Figure 9–3 Negative and positive feedback mechanisms. The hypothalamic-pituitary axis is used as an example in this illustration. Solid lines and plus (+) signs indicate stimulation; dashed lines and minus (−) signs indicate inhibition.
The net result of any version of negative feedback is that when hormone levels are judged (by their physiologic actions) to be adequate or high, further secretion of the hormone is inhibited. When hormone levels are judged to be inadequate or low, secretion of the hormone is stimulated.
There are other examples of negative feedback that do not utilize the hypothalamic-pituitary axis. For example, insulin regulates blood glucose concentration. In turn, insulin secretion is turned on or off by changes in the blood glucose concentration. Thus, when blood glucose concentration is high, insulin secretion from the pancreas is turned on; insulin then acts on its target tissues (liver, muscle, and adipose) to decrease the blood glucose concentration back toward normal.

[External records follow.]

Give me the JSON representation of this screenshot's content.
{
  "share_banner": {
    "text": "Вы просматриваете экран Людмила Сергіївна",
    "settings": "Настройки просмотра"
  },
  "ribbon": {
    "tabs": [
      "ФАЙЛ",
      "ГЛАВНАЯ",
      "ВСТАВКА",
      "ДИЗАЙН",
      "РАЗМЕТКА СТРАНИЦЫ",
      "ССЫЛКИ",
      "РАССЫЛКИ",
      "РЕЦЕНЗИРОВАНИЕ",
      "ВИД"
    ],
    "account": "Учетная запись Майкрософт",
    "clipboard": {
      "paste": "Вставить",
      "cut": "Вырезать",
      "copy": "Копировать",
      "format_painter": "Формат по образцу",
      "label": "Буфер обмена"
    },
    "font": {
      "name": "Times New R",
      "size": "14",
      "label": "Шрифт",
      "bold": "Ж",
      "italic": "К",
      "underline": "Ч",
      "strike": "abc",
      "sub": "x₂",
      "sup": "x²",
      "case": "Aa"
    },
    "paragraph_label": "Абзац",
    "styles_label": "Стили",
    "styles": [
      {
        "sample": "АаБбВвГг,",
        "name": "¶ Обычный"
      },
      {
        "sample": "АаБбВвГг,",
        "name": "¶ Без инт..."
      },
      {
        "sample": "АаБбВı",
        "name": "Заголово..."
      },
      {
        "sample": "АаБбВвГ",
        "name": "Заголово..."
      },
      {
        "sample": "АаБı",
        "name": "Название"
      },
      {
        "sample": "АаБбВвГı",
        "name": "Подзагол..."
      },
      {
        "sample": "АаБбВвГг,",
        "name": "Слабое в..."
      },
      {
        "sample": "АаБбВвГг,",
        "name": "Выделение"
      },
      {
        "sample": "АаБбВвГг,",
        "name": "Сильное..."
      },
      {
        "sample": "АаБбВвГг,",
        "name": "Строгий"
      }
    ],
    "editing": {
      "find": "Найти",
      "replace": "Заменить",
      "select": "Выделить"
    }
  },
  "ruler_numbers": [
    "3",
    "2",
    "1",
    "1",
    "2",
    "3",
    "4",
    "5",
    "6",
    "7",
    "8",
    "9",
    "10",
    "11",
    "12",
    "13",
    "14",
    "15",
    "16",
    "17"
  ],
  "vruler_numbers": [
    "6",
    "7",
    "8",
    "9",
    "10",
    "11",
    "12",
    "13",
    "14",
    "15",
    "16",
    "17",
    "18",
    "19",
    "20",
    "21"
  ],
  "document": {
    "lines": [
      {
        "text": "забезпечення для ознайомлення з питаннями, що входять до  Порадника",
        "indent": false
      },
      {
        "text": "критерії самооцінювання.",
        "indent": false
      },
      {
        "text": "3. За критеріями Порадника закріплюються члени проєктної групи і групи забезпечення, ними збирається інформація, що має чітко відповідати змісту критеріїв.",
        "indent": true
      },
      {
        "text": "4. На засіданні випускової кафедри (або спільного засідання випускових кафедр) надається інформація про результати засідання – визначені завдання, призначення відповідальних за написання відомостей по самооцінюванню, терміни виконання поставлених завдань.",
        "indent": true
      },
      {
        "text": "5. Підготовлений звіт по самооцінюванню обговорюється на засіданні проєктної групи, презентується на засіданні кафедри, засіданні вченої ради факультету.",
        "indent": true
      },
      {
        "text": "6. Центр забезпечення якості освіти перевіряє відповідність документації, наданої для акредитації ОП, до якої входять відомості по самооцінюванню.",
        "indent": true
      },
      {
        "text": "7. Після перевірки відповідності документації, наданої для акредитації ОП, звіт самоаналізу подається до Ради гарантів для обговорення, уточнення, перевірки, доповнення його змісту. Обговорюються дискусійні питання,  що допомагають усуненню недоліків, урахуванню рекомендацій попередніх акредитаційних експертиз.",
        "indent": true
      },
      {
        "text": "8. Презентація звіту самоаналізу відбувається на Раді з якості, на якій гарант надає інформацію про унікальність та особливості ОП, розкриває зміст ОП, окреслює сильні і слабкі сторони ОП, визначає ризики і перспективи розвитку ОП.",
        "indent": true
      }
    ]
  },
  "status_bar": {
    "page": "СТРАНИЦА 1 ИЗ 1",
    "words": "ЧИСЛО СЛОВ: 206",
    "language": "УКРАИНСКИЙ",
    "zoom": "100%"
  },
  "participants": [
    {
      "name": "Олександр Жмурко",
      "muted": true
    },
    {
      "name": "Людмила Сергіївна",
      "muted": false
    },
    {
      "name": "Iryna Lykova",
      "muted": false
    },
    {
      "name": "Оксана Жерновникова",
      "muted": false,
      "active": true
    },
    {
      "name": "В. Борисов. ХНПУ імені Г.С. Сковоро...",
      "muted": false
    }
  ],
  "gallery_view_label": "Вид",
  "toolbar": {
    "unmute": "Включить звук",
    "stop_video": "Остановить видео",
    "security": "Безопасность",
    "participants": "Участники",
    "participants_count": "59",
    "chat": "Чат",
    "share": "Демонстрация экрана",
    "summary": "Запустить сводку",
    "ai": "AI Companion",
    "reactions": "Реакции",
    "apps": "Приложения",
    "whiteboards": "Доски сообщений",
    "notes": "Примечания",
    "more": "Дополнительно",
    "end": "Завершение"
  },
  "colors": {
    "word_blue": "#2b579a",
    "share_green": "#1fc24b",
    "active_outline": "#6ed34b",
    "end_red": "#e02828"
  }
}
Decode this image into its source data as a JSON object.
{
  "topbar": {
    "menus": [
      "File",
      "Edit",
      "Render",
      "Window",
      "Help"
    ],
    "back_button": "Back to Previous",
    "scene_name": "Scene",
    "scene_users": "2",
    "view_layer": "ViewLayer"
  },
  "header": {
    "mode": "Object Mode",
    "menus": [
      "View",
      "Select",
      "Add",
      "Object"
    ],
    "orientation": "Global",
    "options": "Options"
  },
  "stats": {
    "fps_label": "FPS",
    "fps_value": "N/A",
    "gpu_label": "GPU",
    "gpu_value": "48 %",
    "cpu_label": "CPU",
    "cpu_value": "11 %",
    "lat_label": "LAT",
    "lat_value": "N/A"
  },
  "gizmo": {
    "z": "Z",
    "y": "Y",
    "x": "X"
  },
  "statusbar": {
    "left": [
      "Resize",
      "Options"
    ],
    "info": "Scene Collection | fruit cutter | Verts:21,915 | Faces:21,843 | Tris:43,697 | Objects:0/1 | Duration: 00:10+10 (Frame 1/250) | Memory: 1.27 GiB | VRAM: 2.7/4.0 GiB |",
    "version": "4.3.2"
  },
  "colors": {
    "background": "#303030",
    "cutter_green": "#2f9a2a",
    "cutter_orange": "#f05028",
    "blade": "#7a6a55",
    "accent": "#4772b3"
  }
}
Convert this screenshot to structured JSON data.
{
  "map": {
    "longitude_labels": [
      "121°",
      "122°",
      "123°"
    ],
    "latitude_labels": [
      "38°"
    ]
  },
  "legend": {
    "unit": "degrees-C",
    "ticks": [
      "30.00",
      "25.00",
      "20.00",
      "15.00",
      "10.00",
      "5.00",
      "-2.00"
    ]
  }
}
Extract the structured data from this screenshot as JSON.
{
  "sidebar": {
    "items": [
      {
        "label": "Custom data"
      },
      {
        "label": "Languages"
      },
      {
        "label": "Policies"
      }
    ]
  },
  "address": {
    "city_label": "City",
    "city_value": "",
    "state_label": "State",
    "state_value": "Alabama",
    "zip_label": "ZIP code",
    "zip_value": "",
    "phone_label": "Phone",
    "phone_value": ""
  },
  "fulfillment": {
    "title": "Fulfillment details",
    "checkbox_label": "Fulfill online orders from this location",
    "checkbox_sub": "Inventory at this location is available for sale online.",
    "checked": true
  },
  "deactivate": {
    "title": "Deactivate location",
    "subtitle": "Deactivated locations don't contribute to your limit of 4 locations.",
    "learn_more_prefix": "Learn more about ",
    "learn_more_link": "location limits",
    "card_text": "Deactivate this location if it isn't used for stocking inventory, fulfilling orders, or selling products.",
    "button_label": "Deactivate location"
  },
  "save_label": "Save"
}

When the glucose concentration is sensed as being low enough, insulin is no longer needed and its secretion is turned off.
Positive feedback is uncommon. With positive feedback, some feature of hormone action causes more secretion of the hormone (see Fig. 9-3). When compared with negative feedback, which is self-limiting, positive feedback is self-augmenting. Although rare in biologic systems, when positive feedback does occur, it leads to an explosive event.
A nonhormonal example of positive feedback is the opening of nerve sodium (Na+) channels during the upstroke of the action potential. Depolarization opens voltage-sensitive Na+ channels and causes Na+entry into the cell, which leads to more depolarization and more Na+ entry. This self-reinforcing process produces the rapid, explosive upstroke.
In hormonal systems, the primary example of positive feedback is the effect of estrogen on the secretion of follicle-stimulating hormone (FSH) and luteinizing hormone (LH) by the anterior pituitary at the midpoint of the menstrual cycle. During the follicular phase of the menstrual cycle, the ovaries secrete estrogen, which acts on the anterior pituitary to produce a rapid burst of FSH and LH secretion. FSH and LH have two effects on the ovaries: ovulation and stimulation of estrogen secretion. Thus, estrogen secreted from the ovaries acts on the anterior pituitary to cause secretion of FSH and LH, and these anterior pituitary hormones cause more estrogen secretion. In this example, the explosive event is the burst of FSH and LH that precedes ovulation.
A second example of hormonal positive feedback is oxytocin. Dilation of the cervix causes the posterior pituitary to secrete oxytocin. In turn, oxytocin stimulates uterine contraction, which causes further dilation of the cervix. In this example, the explosive event is parturition, the delivery of the fetus.